Bir sosyal medya mecraından takip ettiğime göre ismi lazım değil, Belçika’da açılmış bir hesap, bir özel mahkeme kurmuş. 24.09.2021 tarihli duyurusu ile de bir mütalaa yayınlamışlar. Bu sözde mütalaanın, TÜRKİYE Cumhuriyeti aleyhine Lahey’in öncüsü olduğu hususunda başka bir sosyal medya hesap sahibinin iddiası ve zil takıp oynayası var.

Bu sözde mütalaayı ve mütalaanın Lahey’in öncüsü olacağı konusundaki iddiayı görünce, başta anlam veremedim. Sonra biraz tetkik ettiğimde, Türkiye Cumhuriyeti kurumsal bütünlüğünün ve halkının 15 TEMMUZ 2016 da yaşadığı travmanın neticesi aldığı tedbirlerin, baştan sona hukuka aykırı olduğunu iddia eden bir yaklaşımla, yine Türkiye Cumhuriyetini Avrupa İnsan Hakları Mahkemesi nezdinde mahkûm etmek konusunda çalışma olduğunu anladım.

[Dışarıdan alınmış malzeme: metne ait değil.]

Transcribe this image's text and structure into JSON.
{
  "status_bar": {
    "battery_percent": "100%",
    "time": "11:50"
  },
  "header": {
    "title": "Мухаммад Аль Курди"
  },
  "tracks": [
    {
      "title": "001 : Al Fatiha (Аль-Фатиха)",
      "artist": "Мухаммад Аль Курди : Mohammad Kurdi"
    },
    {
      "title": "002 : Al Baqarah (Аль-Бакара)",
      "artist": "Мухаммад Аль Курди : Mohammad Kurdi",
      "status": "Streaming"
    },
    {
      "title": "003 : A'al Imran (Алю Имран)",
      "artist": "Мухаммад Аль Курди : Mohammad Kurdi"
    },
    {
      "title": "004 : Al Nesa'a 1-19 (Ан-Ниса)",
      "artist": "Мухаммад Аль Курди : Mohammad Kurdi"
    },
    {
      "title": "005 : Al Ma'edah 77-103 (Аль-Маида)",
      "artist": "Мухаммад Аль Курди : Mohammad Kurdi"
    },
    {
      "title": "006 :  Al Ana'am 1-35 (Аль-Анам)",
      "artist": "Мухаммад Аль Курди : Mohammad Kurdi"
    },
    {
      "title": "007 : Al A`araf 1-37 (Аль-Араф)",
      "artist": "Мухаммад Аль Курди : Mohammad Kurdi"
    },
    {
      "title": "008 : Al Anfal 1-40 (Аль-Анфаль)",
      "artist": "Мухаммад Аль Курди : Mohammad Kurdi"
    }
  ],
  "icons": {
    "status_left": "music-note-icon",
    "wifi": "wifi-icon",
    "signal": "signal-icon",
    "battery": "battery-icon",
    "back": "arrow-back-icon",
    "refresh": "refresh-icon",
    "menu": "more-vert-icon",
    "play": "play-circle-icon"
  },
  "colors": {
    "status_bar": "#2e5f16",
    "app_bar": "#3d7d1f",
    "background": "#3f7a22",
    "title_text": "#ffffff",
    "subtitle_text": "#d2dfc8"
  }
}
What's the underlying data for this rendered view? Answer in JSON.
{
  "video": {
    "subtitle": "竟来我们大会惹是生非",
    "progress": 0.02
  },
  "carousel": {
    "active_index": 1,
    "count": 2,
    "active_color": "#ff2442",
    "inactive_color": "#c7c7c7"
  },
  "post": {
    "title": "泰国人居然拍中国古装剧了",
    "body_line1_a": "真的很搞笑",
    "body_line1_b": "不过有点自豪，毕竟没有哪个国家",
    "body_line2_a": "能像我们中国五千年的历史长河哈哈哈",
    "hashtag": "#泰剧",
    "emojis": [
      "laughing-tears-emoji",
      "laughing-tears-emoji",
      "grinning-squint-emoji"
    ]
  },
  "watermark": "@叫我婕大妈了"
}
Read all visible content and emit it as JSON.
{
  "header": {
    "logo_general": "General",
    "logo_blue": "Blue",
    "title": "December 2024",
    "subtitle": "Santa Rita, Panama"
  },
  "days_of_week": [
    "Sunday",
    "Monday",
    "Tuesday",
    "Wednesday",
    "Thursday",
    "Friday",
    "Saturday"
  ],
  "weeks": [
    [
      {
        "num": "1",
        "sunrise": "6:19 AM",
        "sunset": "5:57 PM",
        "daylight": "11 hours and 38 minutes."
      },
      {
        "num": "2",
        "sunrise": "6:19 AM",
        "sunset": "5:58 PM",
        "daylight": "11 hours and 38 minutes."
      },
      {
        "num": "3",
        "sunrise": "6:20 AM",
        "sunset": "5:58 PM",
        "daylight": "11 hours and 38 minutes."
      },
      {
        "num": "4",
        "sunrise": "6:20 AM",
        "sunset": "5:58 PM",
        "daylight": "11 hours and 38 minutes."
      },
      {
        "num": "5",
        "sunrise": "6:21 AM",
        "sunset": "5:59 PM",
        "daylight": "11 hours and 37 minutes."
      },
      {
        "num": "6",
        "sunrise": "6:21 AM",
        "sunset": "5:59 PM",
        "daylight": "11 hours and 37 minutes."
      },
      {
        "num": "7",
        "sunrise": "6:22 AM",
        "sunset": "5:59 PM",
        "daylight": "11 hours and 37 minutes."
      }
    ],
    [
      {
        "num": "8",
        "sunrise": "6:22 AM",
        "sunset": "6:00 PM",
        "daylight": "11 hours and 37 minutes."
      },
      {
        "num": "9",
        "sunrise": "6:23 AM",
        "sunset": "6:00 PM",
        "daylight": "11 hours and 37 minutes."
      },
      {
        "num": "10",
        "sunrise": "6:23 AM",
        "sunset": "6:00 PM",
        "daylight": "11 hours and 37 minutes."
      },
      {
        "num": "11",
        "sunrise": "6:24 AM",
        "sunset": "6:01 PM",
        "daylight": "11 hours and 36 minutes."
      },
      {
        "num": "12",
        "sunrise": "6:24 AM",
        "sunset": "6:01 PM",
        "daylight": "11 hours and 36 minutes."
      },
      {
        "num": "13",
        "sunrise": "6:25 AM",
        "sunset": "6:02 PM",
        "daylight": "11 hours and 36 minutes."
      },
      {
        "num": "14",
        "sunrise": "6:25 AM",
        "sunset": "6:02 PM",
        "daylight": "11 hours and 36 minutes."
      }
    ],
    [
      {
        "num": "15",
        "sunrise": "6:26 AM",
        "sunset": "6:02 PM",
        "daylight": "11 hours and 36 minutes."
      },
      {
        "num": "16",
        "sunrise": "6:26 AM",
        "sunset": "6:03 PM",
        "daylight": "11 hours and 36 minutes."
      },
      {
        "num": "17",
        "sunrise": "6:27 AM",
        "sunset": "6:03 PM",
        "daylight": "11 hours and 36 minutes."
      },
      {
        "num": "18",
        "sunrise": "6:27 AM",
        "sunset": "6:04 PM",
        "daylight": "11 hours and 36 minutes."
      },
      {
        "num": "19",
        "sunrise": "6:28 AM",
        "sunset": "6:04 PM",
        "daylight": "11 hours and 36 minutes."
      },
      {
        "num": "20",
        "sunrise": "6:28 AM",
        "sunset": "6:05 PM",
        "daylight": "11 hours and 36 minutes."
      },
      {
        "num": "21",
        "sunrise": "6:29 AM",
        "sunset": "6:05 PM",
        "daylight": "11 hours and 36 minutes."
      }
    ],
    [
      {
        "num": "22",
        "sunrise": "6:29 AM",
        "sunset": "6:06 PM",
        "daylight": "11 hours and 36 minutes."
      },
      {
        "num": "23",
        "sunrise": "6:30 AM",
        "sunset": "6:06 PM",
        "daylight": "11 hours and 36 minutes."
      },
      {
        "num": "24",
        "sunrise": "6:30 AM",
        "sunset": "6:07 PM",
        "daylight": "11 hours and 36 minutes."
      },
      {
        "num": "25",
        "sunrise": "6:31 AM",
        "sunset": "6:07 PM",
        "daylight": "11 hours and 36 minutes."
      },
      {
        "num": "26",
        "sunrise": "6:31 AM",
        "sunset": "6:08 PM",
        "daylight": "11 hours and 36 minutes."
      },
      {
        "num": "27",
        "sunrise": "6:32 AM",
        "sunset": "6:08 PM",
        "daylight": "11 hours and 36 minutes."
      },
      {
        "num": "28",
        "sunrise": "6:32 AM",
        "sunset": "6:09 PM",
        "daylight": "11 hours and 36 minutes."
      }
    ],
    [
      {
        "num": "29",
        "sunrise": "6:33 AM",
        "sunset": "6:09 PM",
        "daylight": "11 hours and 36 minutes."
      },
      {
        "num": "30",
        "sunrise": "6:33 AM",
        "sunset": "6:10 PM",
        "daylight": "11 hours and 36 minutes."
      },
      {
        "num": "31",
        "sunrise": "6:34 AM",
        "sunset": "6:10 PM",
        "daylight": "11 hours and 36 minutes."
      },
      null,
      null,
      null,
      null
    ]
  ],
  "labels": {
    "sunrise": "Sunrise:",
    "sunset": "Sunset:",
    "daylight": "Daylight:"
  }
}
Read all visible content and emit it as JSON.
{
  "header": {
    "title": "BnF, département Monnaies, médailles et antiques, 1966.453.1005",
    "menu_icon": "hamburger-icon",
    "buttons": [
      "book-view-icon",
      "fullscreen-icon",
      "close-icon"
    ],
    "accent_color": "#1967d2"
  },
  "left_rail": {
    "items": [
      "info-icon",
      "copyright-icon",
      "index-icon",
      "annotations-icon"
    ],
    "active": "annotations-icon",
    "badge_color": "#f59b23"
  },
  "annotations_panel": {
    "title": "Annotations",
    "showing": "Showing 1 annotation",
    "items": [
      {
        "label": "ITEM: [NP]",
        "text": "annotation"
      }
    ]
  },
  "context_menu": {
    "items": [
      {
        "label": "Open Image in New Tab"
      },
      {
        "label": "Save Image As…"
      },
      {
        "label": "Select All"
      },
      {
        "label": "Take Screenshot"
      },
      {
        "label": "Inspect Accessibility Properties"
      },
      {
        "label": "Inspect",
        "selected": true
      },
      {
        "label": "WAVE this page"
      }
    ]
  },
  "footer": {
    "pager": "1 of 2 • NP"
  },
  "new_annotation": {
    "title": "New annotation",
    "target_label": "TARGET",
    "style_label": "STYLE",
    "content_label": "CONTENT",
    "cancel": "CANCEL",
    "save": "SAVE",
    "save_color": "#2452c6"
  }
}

Bence her olay, vuku bulduğu zaman içinde değerlendirilmeli. Değerlendirmeleri yapan kurumsal yapılar da tedbirlerini ona göre almalı. Bu tedbirler alınırken muhatap her bir bireyin beklentisi de hukuka uygunluk olmalı. Alınan tedbirlerin hukuka uygunluğunun denetimi ise, her ülkede olduğu gibi anayasal dayanağı olan bağımsız mahkemelerce yapılmalı. ( Anayasa 138 ve devamı maddeler )

Bağımsız mahkemeler bu değerlendirmeyi yapar iken, yaşanan, karşılaşılan travmadan ilk önce kurtulup, vuku bulan olaylarda, bu olayların neticesi alınan tedbirlerde, hukuka aykırılık var ise hükmünü sübjektiflikten, duygusallıktan sıyrılarak vermeli. Hukuku uygulayacak yargıçlardan, iddia edecek savcılardan, savunma yapacak avukatlardan ve bütün bu yargısal karara katılan kolluk ve adliyedeki yardımcı personelden beklenen toplum kahramanlığı değil, hukuk kahramanlığıdır.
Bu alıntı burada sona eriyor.